How to Determine Plate Configuration in Capacitance Calculations?

[Arman777]

Homework Statement

In attachments

Homework Equations

The Attempt at a Solution

This is my charge distrubition.From there I draw electric field lines.And then from potential difference I wrote
$E=\frac {V} {d}$ and then $υ=\frac 1 2ε_0E^2$ then $U=\frac {CV^2}{2}$

I am doing something wrong..I guess I should decide to Are these plates connected in parallel or in series ? But I don't know how to decide that

Thanks

 

[TSny]

This is my charge distrubition.From there I draw electric field lines.And then from potential difference I wrote
$E=\frac {V} {d}$ and then $υ=\frac 1 2ε_0E^2$ then $U=\frac {CV^2}{2}$

I am doing something wrong..

So far, I don't see anything wrong. What did you do from this point?

I guess I should decide to Are these plates connected in parallel or in series ? But I don't know how to decide that

Using the approach of this problem, you do not need to decide whether the plates are in parallel or in series. Your answer will tell you if the plates are in series or parallel.

 

[mfb]

Which part are you working on?

You have a relation between U and C, but you have to determine both.

I am doing something wrong..I guess I should decide to Are these plates connected in parallel or in series ? But I don't know how to decide that

In the same way you determine it for every circuit, but you don't necessarily have to determine that.

 

[Arman777]

So far, I don't see anything wrong. What did you do from this point?

Welli I found (a) and it is $E=\frac {V} {d}$ then Energy density will be $υ=\frac 1 2ε_0E^2$ .
I am stucked here I wrote for (b) $U=\frac {CV^2}{2}$ but I don't know what's the "U".Its like saying $U=U$ (I found like this) Thats why something seemes wrong.

You have a relation between U and C, but you have to determine both.

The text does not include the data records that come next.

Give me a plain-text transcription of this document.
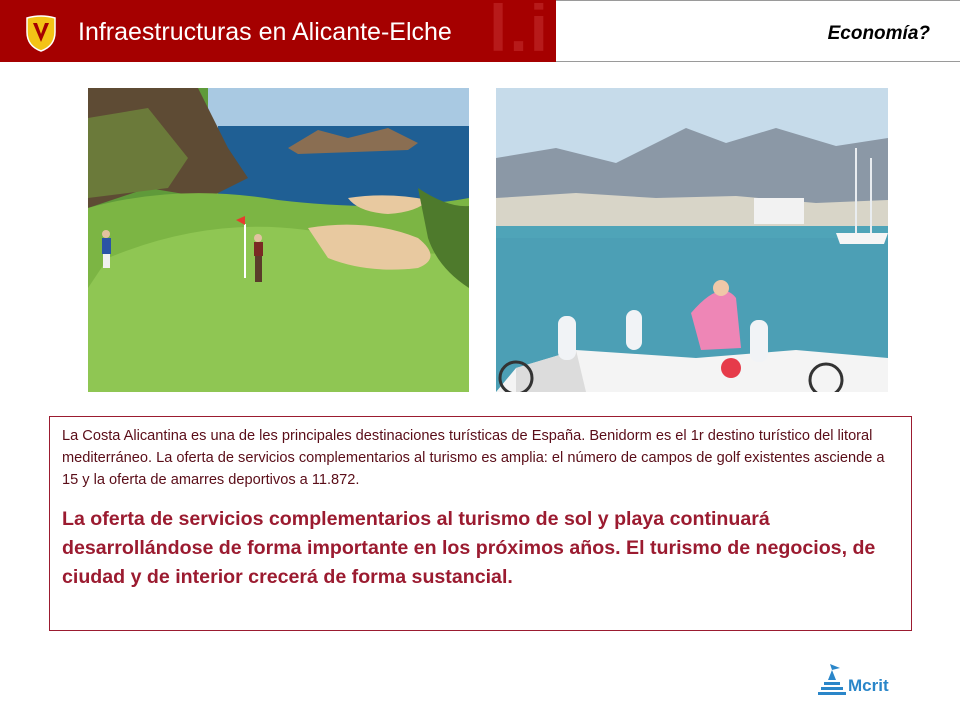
l.i
Infraestructuras en Alicante-Elche	Economía?

La Costa Alicantina es una de les principales destinaciones turísticas de España. Benidorm es el 1r destino turístico del litoral mediterráneo. La oferta de servicios complementarios al turismo es amplia: el número de campos de golf existentes asciende a 15 y la oferta de amarres deportivos a 11.872.

La oferta de servicios complementarios al turismo de sol y playa continuará desarrollándose de forma importante en los próximos años. El turismo de negocios, de ciudad y de interior crecerá de forma sustancial.

Mcrit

Thats where I am stucked I think here $E$ will be different then $\frac {V} {d}$ otherwise as I said it becomes $U=U$ and $C=C$ which sounds nonsense in some sense

 

[Arman777]

Or its U=3U cause there's 3 segments ? The sum of energy of plates ?

 

[TSny]

Welli I found (a) and it is $E=\frac {V} {d}$ then Energy density will be $υ=\frac 1 2ε_0E^2$ .
I am stucked here I wrote for (b) $U=\frac {CV^2}{2}$ but I don't know what's the "U".Its like saying $U=U$ (I found like this) Thats why something seemes wrong.

How would you express the total U of the system in terms of electric field energy?

 

[mfb]

Or its U=3U cause there's 3 segments ? The sum of energy of plates ?

Something cannot be 3 times itself (unless it is 0 - it is not).
See TSny's post for a good hint.

 

[Arman777]

Something cannot be 3 times itself (unless it is 0 - it is not).

How would you express the total U of the system in terms of electric field energy?

Not like that I meant $U_{tot}=3U=3(Ad)υ=3(Ad)\frac 1 2 ε_0E^2=\frac {3CV^2} {2}$

 

[mfb]

$U_{tot}=3U=3(Ad)υ=3(Ad)\frac 1 2 ε_0E^2$

That part is fine.

$=\frac{3CV^2}{2}$

That would need a "capacitance per layer" or something like that. Don't do that.
You have the total energy, you know the voltage, that is sufficient to determine the total capacitance.

 

[Arman777]

That part is fine.
That would need a "capacitance per layer" or something like that. Don't do that.
You have the total energy, you know the voltage, that is sufficient to determine the total capacitance.

$C_{tot}=3ε_0 \frac A d$ ?

 

[TSny]

$C_{tot}=3ε_0 \frac A d$ ?

Yes. But I can't tell how you got that.

 

[Arman777]

Yes. But I can't tell how you got that.

$3(Ad)\frac 1 2 ε_0E^2=\frac {CV^2} {2}$ and $E=\frac V d$

 

[TSny]

$3(Ad)\frac 1 2 ε_0E^2=\frac {CV^2} {2}$

OK.

 

[Arman777]

Thanks

 

[TSny]

Can you tell from your answer if the three gaps in the system act like capacitors in series or do they act like capacitors in parallel?

 

[Arman777]

Can you tell from your answer if the three gaps in the system act like capacitors in series or do they act like capacitors in parallel?

parallel

 

[mfb]

Right.

Another way to see this: All three gaps have the same electrodes.